Deh, fammi da Mamma e versa nel mio il balsamo dei tuoi dolori,
affinché subisca la tua stessa sorte,
di servirmi delle mie pene come monetine
per conquistare il regno della Divina Volontà. Amen
(Luisa Piccarreta)
Dalla Costituzione dogmatica sulla Chiesa LUMEN GENTIUM del Concilio Ecumenico Vaticano II (Cap VIII, n. 57)
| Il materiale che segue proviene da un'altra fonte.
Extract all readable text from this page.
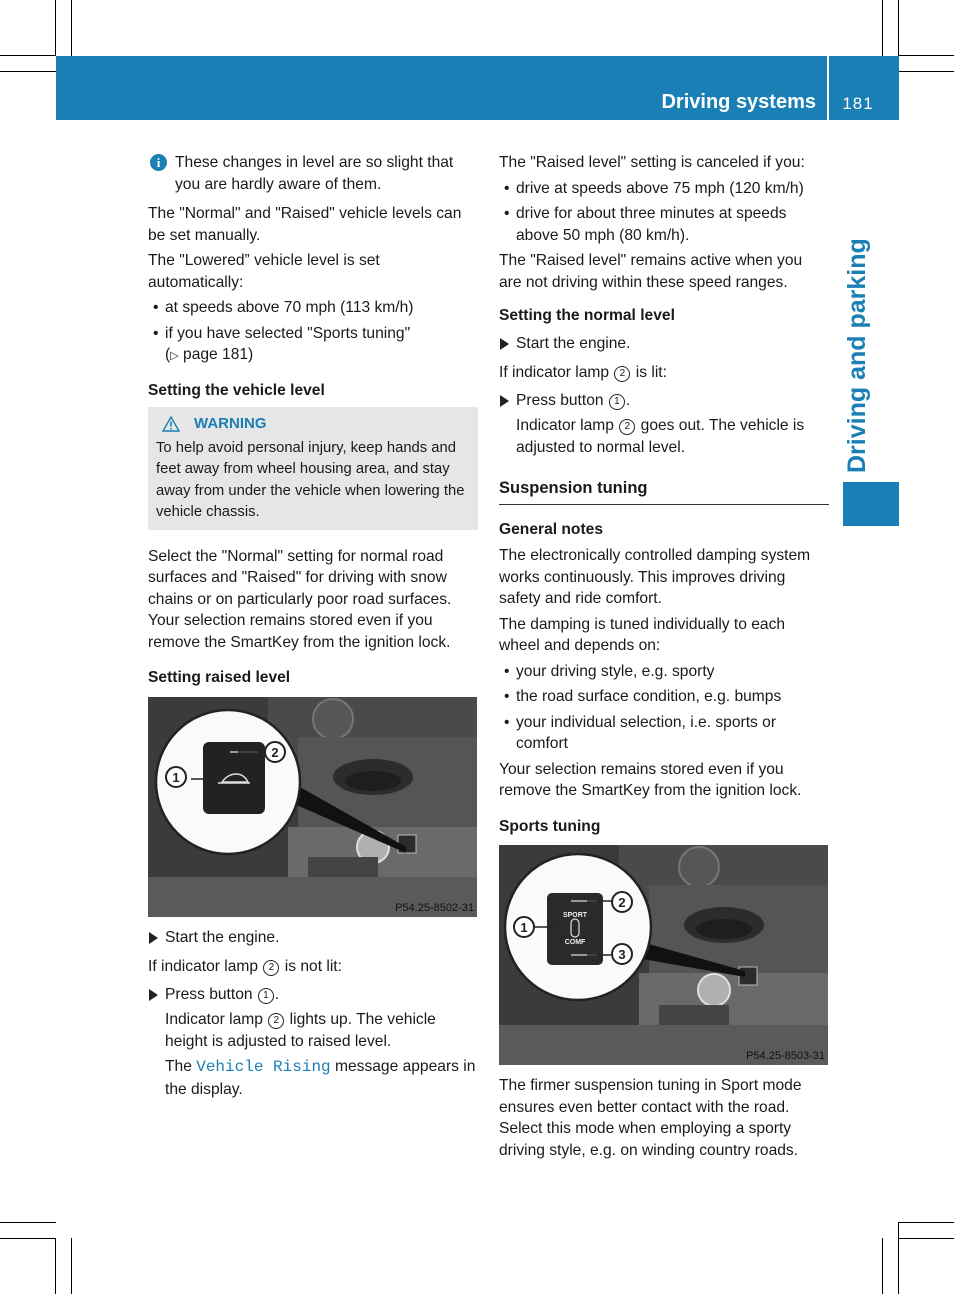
Driving systems	181
Driving and parking
i These changes in level are so slight that you are hardly aware of them.

The "Normal" and "Raised" vehicle levels can be set manually.

The "Lowered” vehicle level is set automatically:

• at speeds above 70 mph (113 km/h)
• if you have selected "Sports tuning"
(▷ page 181)

Setting the vehicle level

WARNING
To help avoid personal injury, keep hands and feet away from wheel housing area, and stay away from under the vehicle when lowering the vehicle chassis.

Select the "Normal" setting for normal road surfaces and "Raised" for driving with snow chains or on particularly poor road surfaces. Your selection remains stored even if you remove the SmartKey from the ignition lock.

Setting raised level

1
2
P54.25-8502-31
Start the engine.

If indicator lamp 2 is not lit:

Press button 1 .
Indicator lamp 2 lights up. The vehicle height is adjusted to raised level.
The Vehicle Rising message appears in the display.

The "Raised level" setting is canceled if you:

• drive at speeds above 75 mph (120 km/h)
• drive for about three minutes at speeds above 50 mph (80 km/h).

The "Raised level" remains active when you are not driving within these speed ranges.

Setting the normal level

Start the engine.

If indicator lamp 2 is lit:

Press button 1 .
Indicator lamp 2 goes out. The vehicle is adjusted to normal level.
Suspension tuning

General notes

The electronically controlled damping system works continuously. This improves driving safety and ride comfort.

The damping is tuned individually to each wheel and depends on:

• your driving style, e.g. sporty
• the road surface condition, e.g. bumps
• your individual selection, i.e. sports or comfort

Your selection remains stored even if you remove the SmartKey from the ignition lock.

Sports tuning

SPORT
COMF
1
2
3
P54.25-8503-31

The firmer suspension tuning in Sport mode ensures even better contact with the road. Select this mode when employing a sporty driving style, e.g. on winding country roads.
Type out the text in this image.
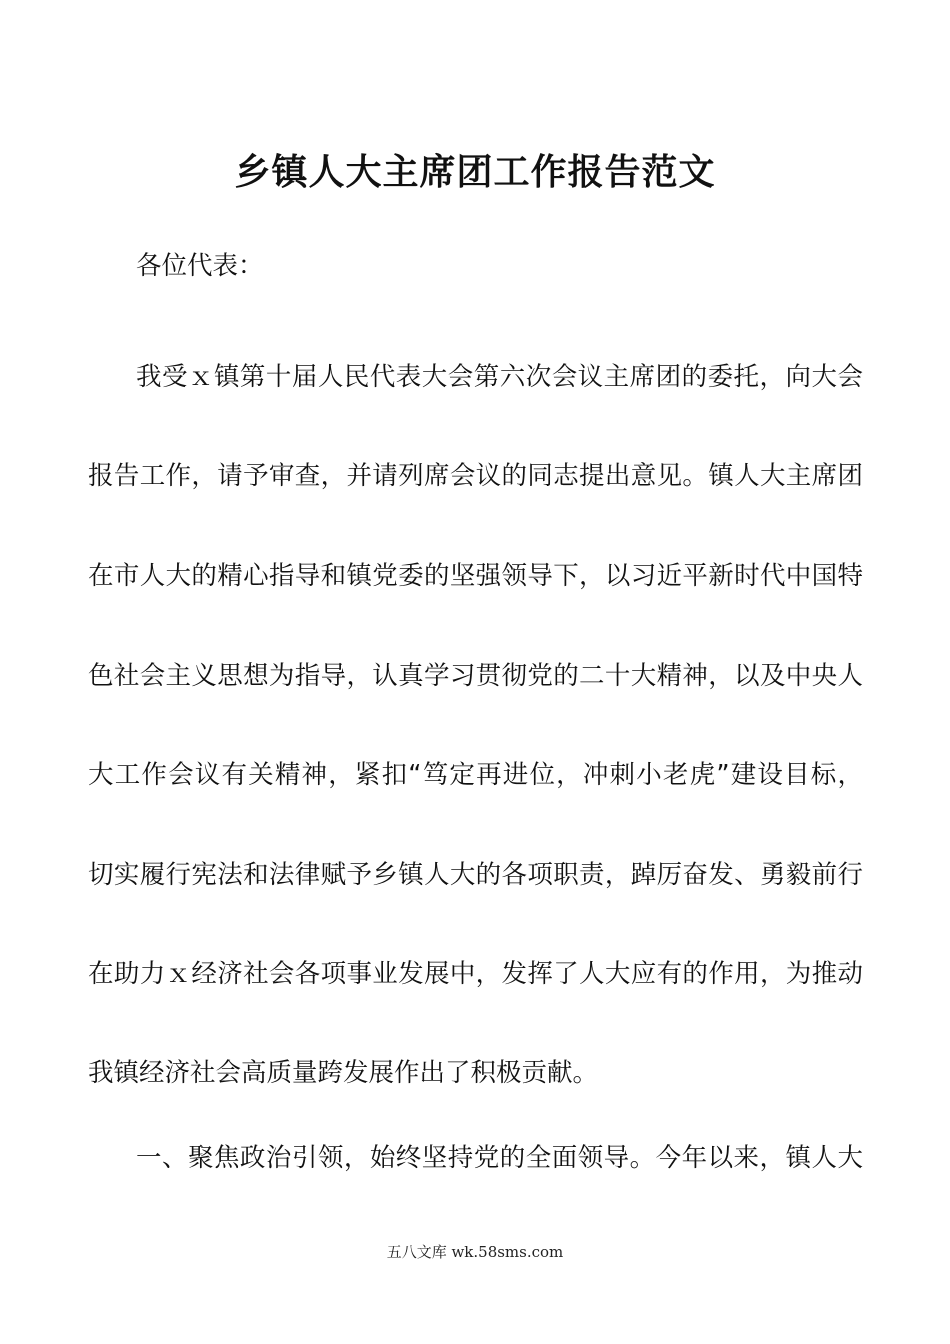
乡镇人大主席团工作报告范文
各位代表：
我受ｘ镇第十届人民代表大会第六次会议主席团的委托，向大会
报告工作，请予审查，并请列席会议的同志提出意见。镇人大主席团
在市人大的精心指导和镇党委的坚强领导下，以习近平新时代中国特
色社会主义思想为指导，认真学习贯彻党的二十大精神，以及中央人
大工作会议有关精神，紧扣“笃定再进位，冲刺小老虎”建设目标，
切实履行宪法和法律赋予乡镇人大的各项职责，踔厉奋发、勇毅前行
在助力ｘ经济社会各项事业发展中，发挥了人大应有的作用，为推动
我镇经济社会高质量跨发展作出了积极贡献。
一、聚焦政治引领，始终坚持党的全面领导。今年以来，镇人大
五八文库 wk.58sms.com
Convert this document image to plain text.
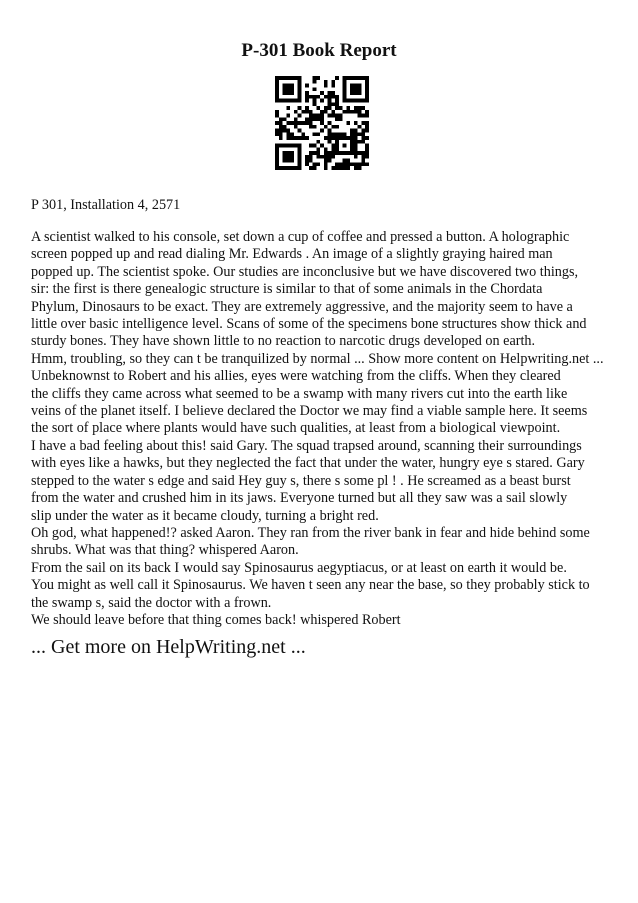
P-301 Book Report

P 301, Installation 4, 2571

A scientist walked to his console, set down a cup of coffee and pressed a button. A holographic
screen popped up and read dialing Mr. Edwards . An image of a slightly graying haired man
popped up. The scientist spoke. Our studies are inconclusive but we have discovered two things,
sir: the first is there genealogic structure is similar to that of some animals in the Chordata
Phylum, Dinosaurs to be exact. They are extremely aggressive, and the majority seem to have a
little over basic intelligence level. Scans of some of the specimens bone structures show thick and
sturdy bones. They have shown little to no reaction to narcotic drugs developed on earth.
Hmm, troubling, so they can t be tranquilized by normal ... Show more content on Helpwriting.net ...
Unbeknownst to Robert and his allies, eyes were watching from the cliffs. When they cleared
the cliffs they came across what seemed to be a swamp with many rivers cut into the earth like
veins of the planet itself. I believe declared the Doctor we may find a viable sample here. It seems
the sort of place where plants would have such qualities, at least from a biological viewpoint.
I have a bad feeling about this! said Gary. The squad trapsed around, scanning their surroundings
with eyes like a hawks, but they neglected the fact that under the water, hungry eye s stared. Gary
stepped to the water s edge and said Hey guy s, there s some pl ! . He screamed as a beast burst
from the water and crushed him in its jaws. Everyone turned but all they saw was a sail slowly
slip under the water as it became cloudy, turning a bright red.
Oh god, what happened!? asked Aaron. They ran from the river bank in fear and hide behind some
shrubs. What was that thing? whispered Aaron.
From the sail on its back I would say Spinosaurus aegyptiacus, or at least on earth it would be.
You might as well call it Spinosaurus. We haven t seen any near the base, so they probably stick to
the swamp s, said the doctor with a frown.
We should leave before that thing comes back! whispered Robert

... Get more on HelpWriting.net ...
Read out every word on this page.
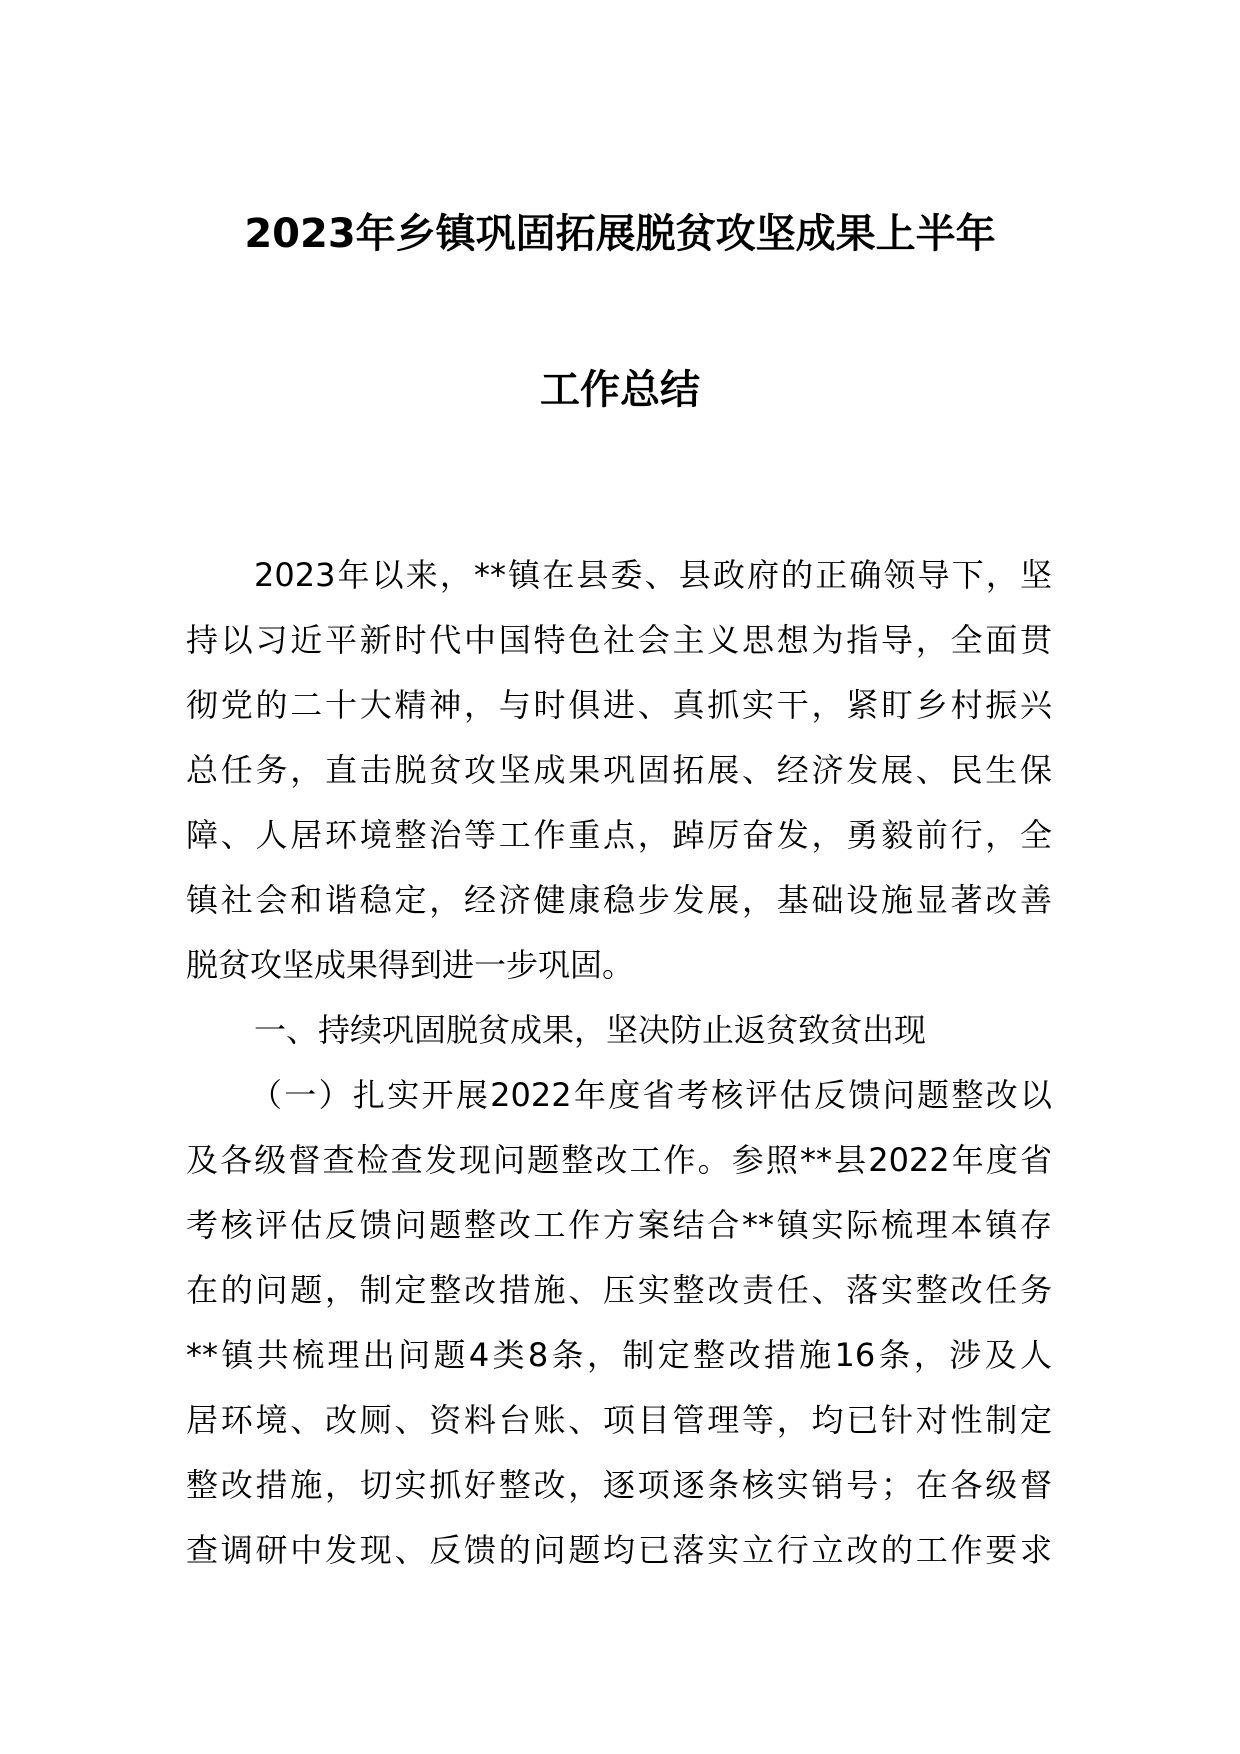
2023年乡镇巩固拓展脱贫攻坚成果上半年
工作总结
2023年以来，**镇在县委、县政府的正确领导下，坚
持以习近平新时代中国特色社会主义思想为指导，全面贯
彻党的二十大精神，与时俱进、真抓实干，紧盯乡村振兴
总任务，直击脱贫攻坚成果巩固拓展、经济发展、民生保
障、人居环境整治等工作重点，踔厉奋发，勇毅前行，全
镇社会和谐稳定，经济健康稳步发展，基础设施显著改善
脱贫攻坚成果得到进一步巩固。
一、持续巩固脱贫成果，坚决防止返贫致贫出现
（一）扎实开展2022年度省考核评估反馈问题整改以
及各级督查检查发现问题整改工作。参照**县2022年度省
考核评估反馈问题整改工作方案结合**镇实际梳理本镇存
在的问题，制定整改措施、压实整改责任、落实整改任务
**镇共梳理出问题4类8条，制定整改措施16条，涉及人
居环境、改厕、资料台账、项目管理等，均已针对性制定
整改措施，切实抓好整改，逐项逐条核实销号；在各级督
查调研中发现、反馈的问题均已落实立行立改的工作要求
Questa unione della madre col figlio nell'opera della redenzione si manifesta dal momento della concezione verginale di Cristo fino alla morte di lui; e prima di tutto quando Maria, partendo in fretta per visitare Elisabetta, è da questa proclamata beata per la sua fede nella salvezza promessa, mentre il precursore esultava nel seno della madre (cfr. Lc 1,41-45); nella natività, poi, quando la madre di Dio mostrò lieta ai pastori e ai magi il Figlio suo primogenito, il quale non diminuì la sua verginale integrità, ma la consacrò. Quando poi lo presentò al Signore nel tempio con l'offerta del dono proprio dei poveri, udì Simeone profetizzare che il Figlio sarebbe divenuto segno di contraddizione e che una spada avrebbe trafitto l'anima della madre, perché fossero svelati i pensieri di molti cuori (cfr. Lc 2,34-35). Infine, dopo avere perduto il fanciullo Gesù e averlo cercato con angoscia, i suoi genitori lo trovarono nel tempio occupato nelle cose del Padre suo, e non compresero le sue parole. E la madre sua conservava tutte queste cose in cuor suo e le meditava (cfr. Lc 2,41-51).